An early poster for Qayamat se Qayamat Tak (released on April 29th, 1988) boldly proclaimed the tagline: Love..The Crime of The Century! Although stated ironically, it was still a peculiar way to advertise a musical love story. But it couldn't have been such a surprise either. After the 60’s, ideas of unbridled love became less fashionable, while the 70's was about vigilante heroes meting out social justice. By the 80’s, romance in Hindi cinema began to look dated. All of this sobered the imagination of the youth; love was losing its transcendence.
But now, it was the tail end of the century and love on the screen was in need of a revival. Liberalization was knocking on the door. American brands influenced fashion, music and movies; the youth was restless to assert its own needs over family and societal concerns; there was a buzz in the air.

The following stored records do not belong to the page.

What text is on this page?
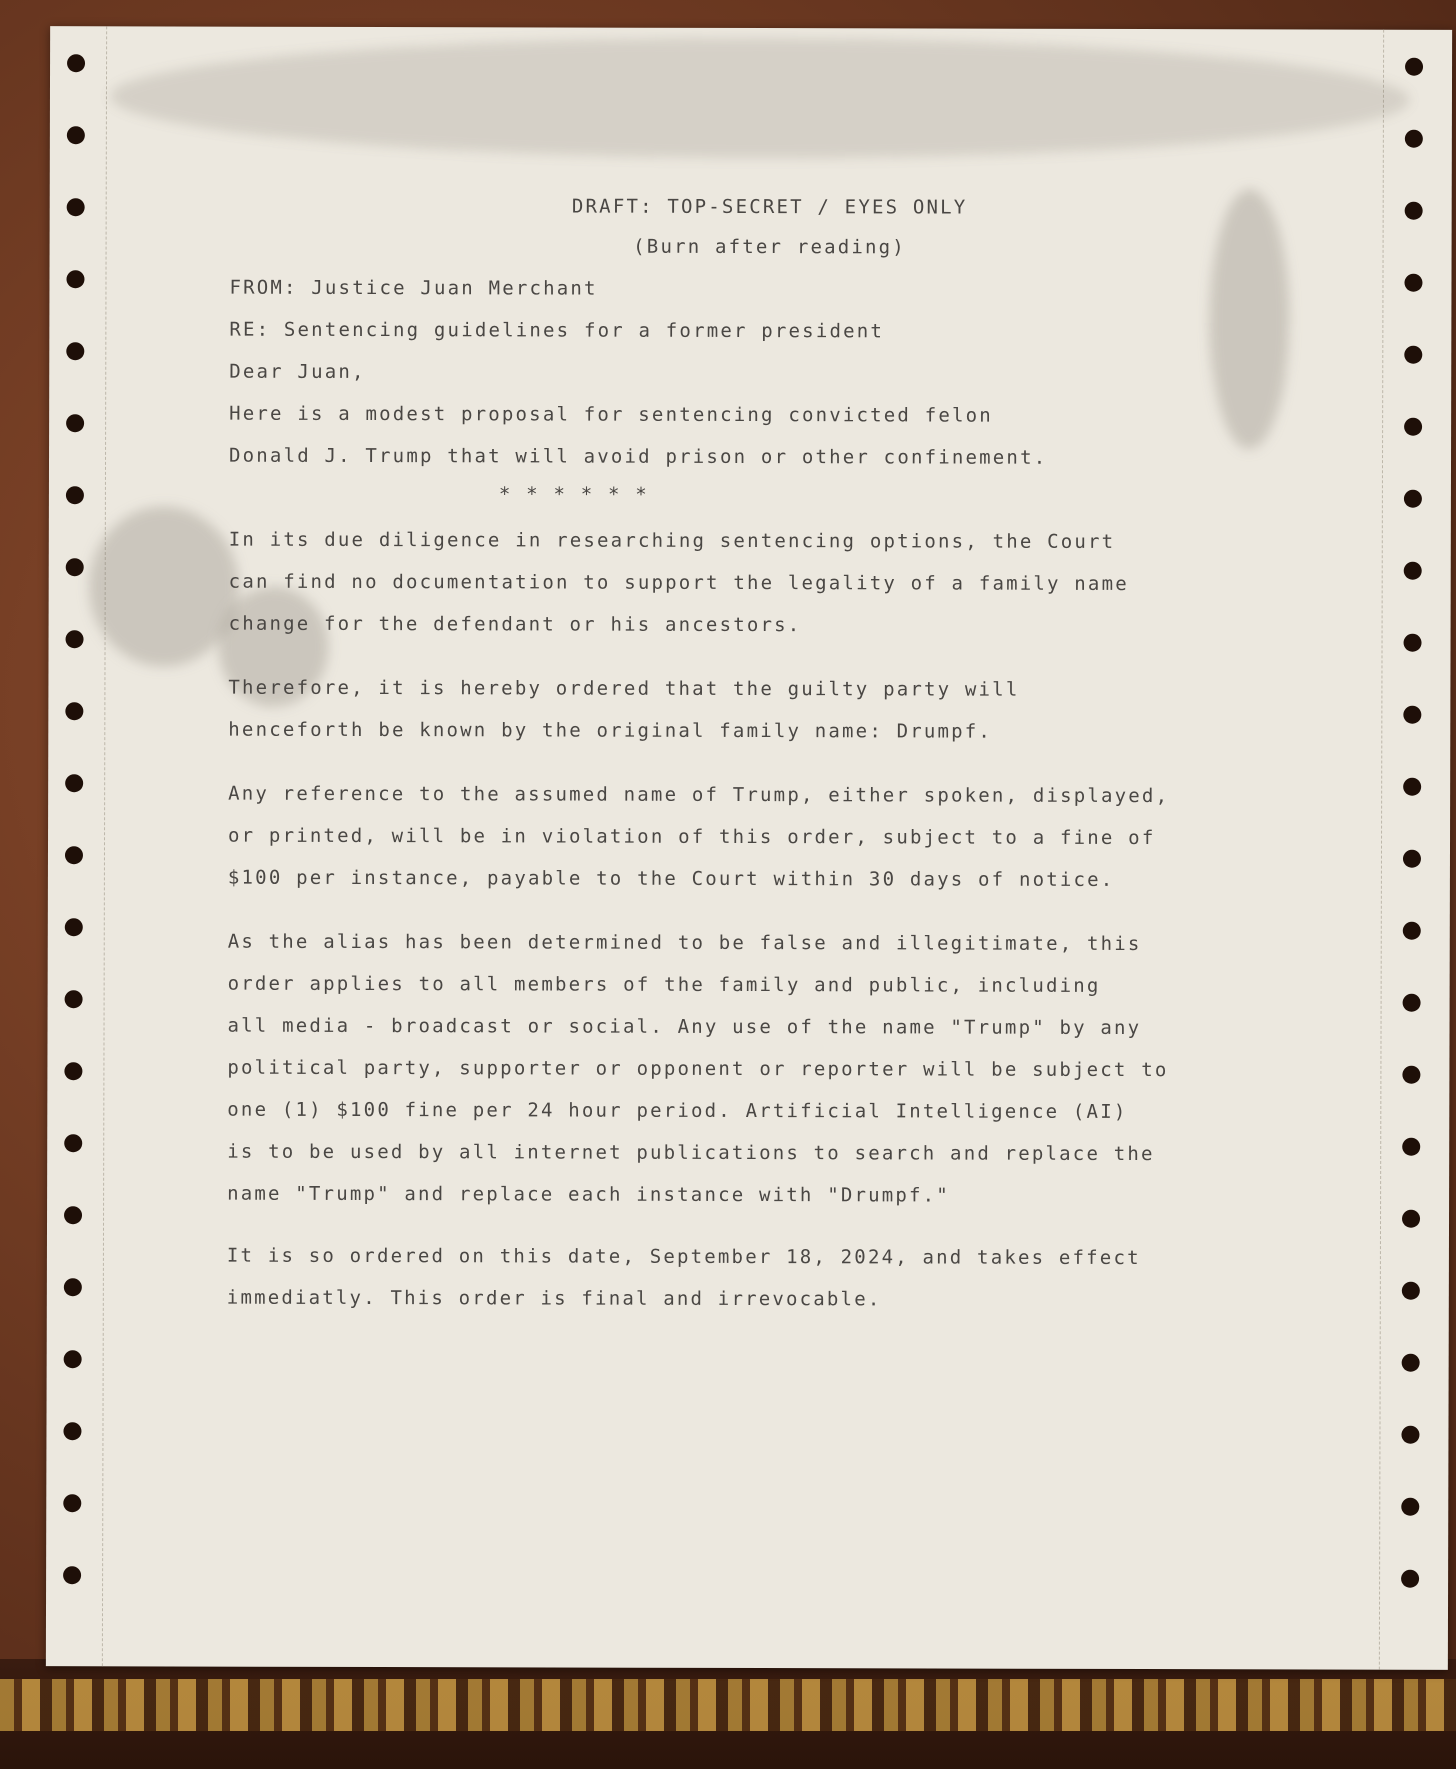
DRAFT: TOP-SECRET / EYES ONLY
(Burn after reading)
FROM: Justice Juan Merchant
RE: Sentencing guidelines for a former president
Dear Juan,
Here is a modest proposal for sentencing convicted felon
Donald J. Trump that will avoid prison or other confinement.
* * * * * *
In its due diligence in researching sentencing options, the Court
can find no documentation to support the legality of a family name
change for the defendant or his ancestors.
Therefore, it is hereby ordered that the guilty party will
henceforth be known by the original family name: Drumpf.
Any reference to the assumed name of Trump, either spoken, displayed,
or printed, will be in violation of this order, subject to a fine of
$100 per instance, payable to the Court within 30 days of notice.
As the alias has been determined to be false and illegitimate, this
order applies to all members of the family and public, including
all media - broadcast or social. Any use of the name "Trump" by any
political party, supporter or opponent or reporter will be subject to
one (1) $100 fine per 24 hour period. Artificial Intelligence (AI)
is to be used by all internet publications to search and replace the
name "Trump" and replace each instance with "Drumpf."
It is so ordered on this date, September 18, 2024, and takes effect
immediatly. This order is final and irrevocable.
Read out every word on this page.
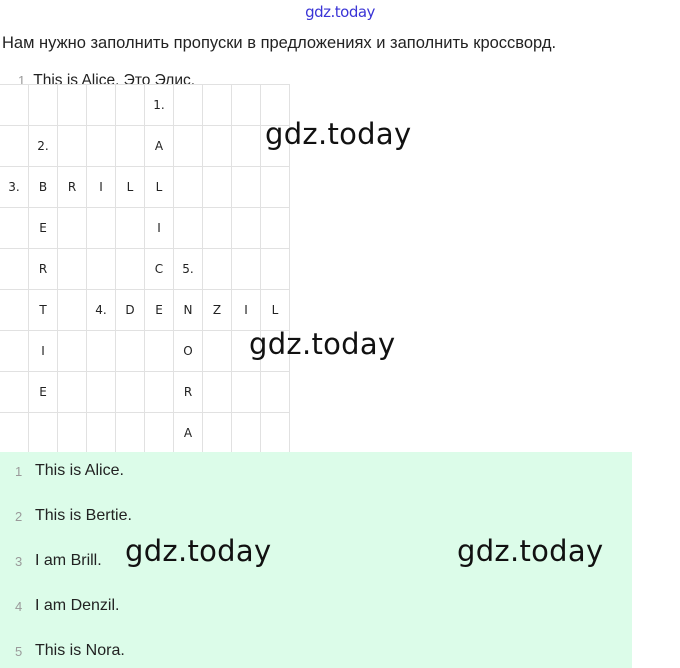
gdz.today
Нам нужно заполнить пропуски в предложениях и заполнить кроссворд.
1 This is Alice. Это Элис.
					1.				
	2.				A				
3.	B	R	I	L	L				
	E				I				
	R				C	5.			
	T		4.	D	E	N	Z	I	L
	I					O			
	E					R			
						A			
gdz.today
gdz.today
1 This is Alice.
2 This is Bertie.
3 I am Brill.
4 I am Denzil.
5 This is Nora.
gdz.today	gdz.today
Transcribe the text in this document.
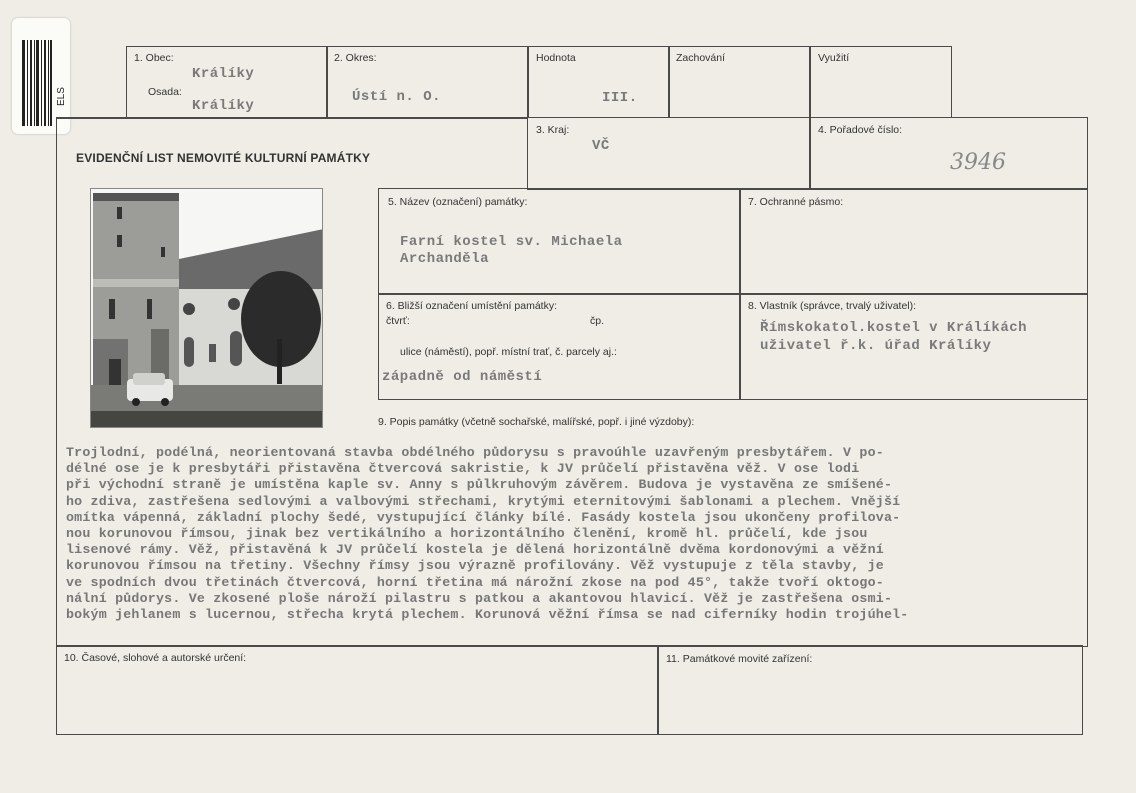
ELS
1. Obec:
Králíky
Osada:
Králíky
2. Okres:
Ústí n. O.
Hodnota
III.
Zachování	Využití
EVIDENČNÍ LIST NEMOVITÉ KULTURNÍ PAMÁTKY
3. Kraj:
VČ
4. Pořadové číslo:
3946
5. Název (označení) památky:
Farní kostel sv. Michaela
Archanděla
7. Ochranné pásmo:
6. Bližší označení umístění památky:
čtvrť:	čp.
ulice (náměstí), popř. místní trať, č. parcely aj.:
západně od náměstí
8. Vlastník (správce, trvalý uživatel):
Římskokatol.kostel v Králíkách
uživatel ř.k. úřad Králíky
9. Popis památky (včetně sochařské, malířské, popř. i jiné výzdoby):
Trojlodní, podélná, neorientovaná stavba obdélného půdorysu s pravoúhle uzavřeným presbytářem. V po-
délné ose je k presbytáři přistavěna čtvercová sakristie, k JV průčelí přistavěna věž. V ose lodi
při východní straně je umístěna kaple sv. Anny s půlkruhovým závěrem. Budova je vystavěna ze smíšené-
ho zdiva, zastřešena sedlovými a valbovými střechami, krytými eternitovými šablonami a plechem. Vnější
omítka vápenná, základní plochy šedé, vystupující články bílé. Fasády kostela jsou ukončeny profilova-
nou korunovou římsou, jinak bez vertikálního a horizontálního členění, kromě hl. průčelí, kde jsou
lisenové rámy. Věž, přistavěná k JV průčelí kostela je dělená horizontálně dvěma kordonovými a věžní
korunovou římsou na třetiny. Všechny římsy jsou výrazně profilovány. Věž vystupuje z těla stavby, je
ve spodních dvou třetinách čtvercová, horní třetina má nárožní zkose na pod 45°, takže tvoří oktogo-
nální půdorys. Ve zkosené ploše nároží pilastru s patkou a akantovou hlavicí. Věž je zastřešena osmi-
bokým jehlanem s lucernou, střecha krytá plechem. Korunová věžní římsa se nad ciferníky hodin trojúhel-
10. Časové, slohové a autorské určení:	11. Památkové movité zařízení:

Enter Nasir Hussain: maverick movie maker of runaway romantic hits such as Dil Deke Dekho (1959), Teesri Manzil (1966) and Yaadon ki Baaraat (1973). Hussain was desperate to bounce back following an unsuccessful string of films. Already a legend of the industry and now approaching the end of his career, he was willing to take a gamble for his next blockbuster, open to a wholly new approach. All he knew was that he wished to launch a new movie starring his nephew, who, until now, had assisted him in a few films. The nephew was, of course, Aamir Khan, a little over 20 at that time . Hussain had written a script for a film titled Nafrat ke Waris, but given his health, knew that he couldn't withstand the pressures of directing it himself; and, in a move that turned out to be pivotal, passed on the director mantle to his son Mansoor (Khan), who had never got behind the camera to make a theatrical movie.
Mansoor Khan had a tough act to balance. While working on a script by his father, he had to find his own voice (and team). Following the example of Raj Kapoor’s hugely successful experiment with Bobby (and paving the way for a certain Adi Chopra making DDLJ), he found a way to re imagine the old Shakespearean tale of lovers caught between generational family rivalry: by making use of his own style and sensibility. Himself in his late twenties and well familiar with the American coming-of -age movies of the time, Mansoor Khan began with a script containing dialogues written in Hindi-Urdu style, and turned it into a movie that overflowed with youthfulness, saturated colors and enduring music- a la John Hughes.
But the biggest change that Mansoor Khan brought in had to do with the film’s ending. Nasir Hussain’s original script, following the trope of mainstream Hindi movies, had resolved the conflict of the eloped lovers through mutual acceptance by the warring families; in other words, “a happy ending”. But Mansoor Khan simply could not accept such a simplistic resolution. Plus, it wasn’t in keeping with the great love tragedies of yore. Hussain felt that the audience would not accept the tragic fate of the lovers and leave the theater despairing. But his director-son would have none of it. He had restructured the script with the tragic end in mind and was determined to keep it that way. Only in order to pacify his father’s growing anxiety, he shot an alternate ending for the film, much to the surprise of the cast on location.
And that made all the difference. Qayamat se Qayamat Tak, as it now came to be called, was not only a story of love, but as much about death- love’s eternal, invisible companion. Seen with the tragic end in mind, details in the film acquire richness as they foreshadow the inevitable fate of the lovers: Like when a young Raj (Amir Khan) sings at his college farewell party: “Magar ye toh, koi na jaane..ke meri manzil hain kahaan” (Who really knows where my destiny lies), or later, when he refuses to accept the photographs clicked by Rashmi (Juhi Chawla) saying: “Doobte hue suraj ke saath kheenchi hui tasveer paas rakhne se aadmi mar jata hai” (One hastens death by keeping photographs taken at sunsets) ; or how the golden sunsets, like death itself, remain an ever-present witness to their lives- from the fateful moment they first see each other, to the very end, as their bloodied bodies lie in embrace.
“Life always says Yes and No simultaneously. Death is the true Yea-sayer. It stands before eternity and says only: Yes”, wrote Rilke. 35 years after its release, it is absurd to imagine QSQT with a happy ending. That would be anti-climatic in the dullest of ways- losing all its poetic, rebellious qualities. Death does not separate the lovers, it unites them. Far from despair, it brings an odd sense of release. QSQT brought back the primacy of romantic love in Hindi cinema in all its youthful madness, its fleeting intensity and in the wilful befriending of death.
Love may have been the crime of the 20th century. Which is why we are so wary of falling into its grips during the 21st. But we don't always have to be so careful. In times of shifting realities, it may be the most human of all actions, one that can’t fully be narrowed down by the language of machines. The time may have come for another revival of the Hindi movie romance. There is new buzz in the air.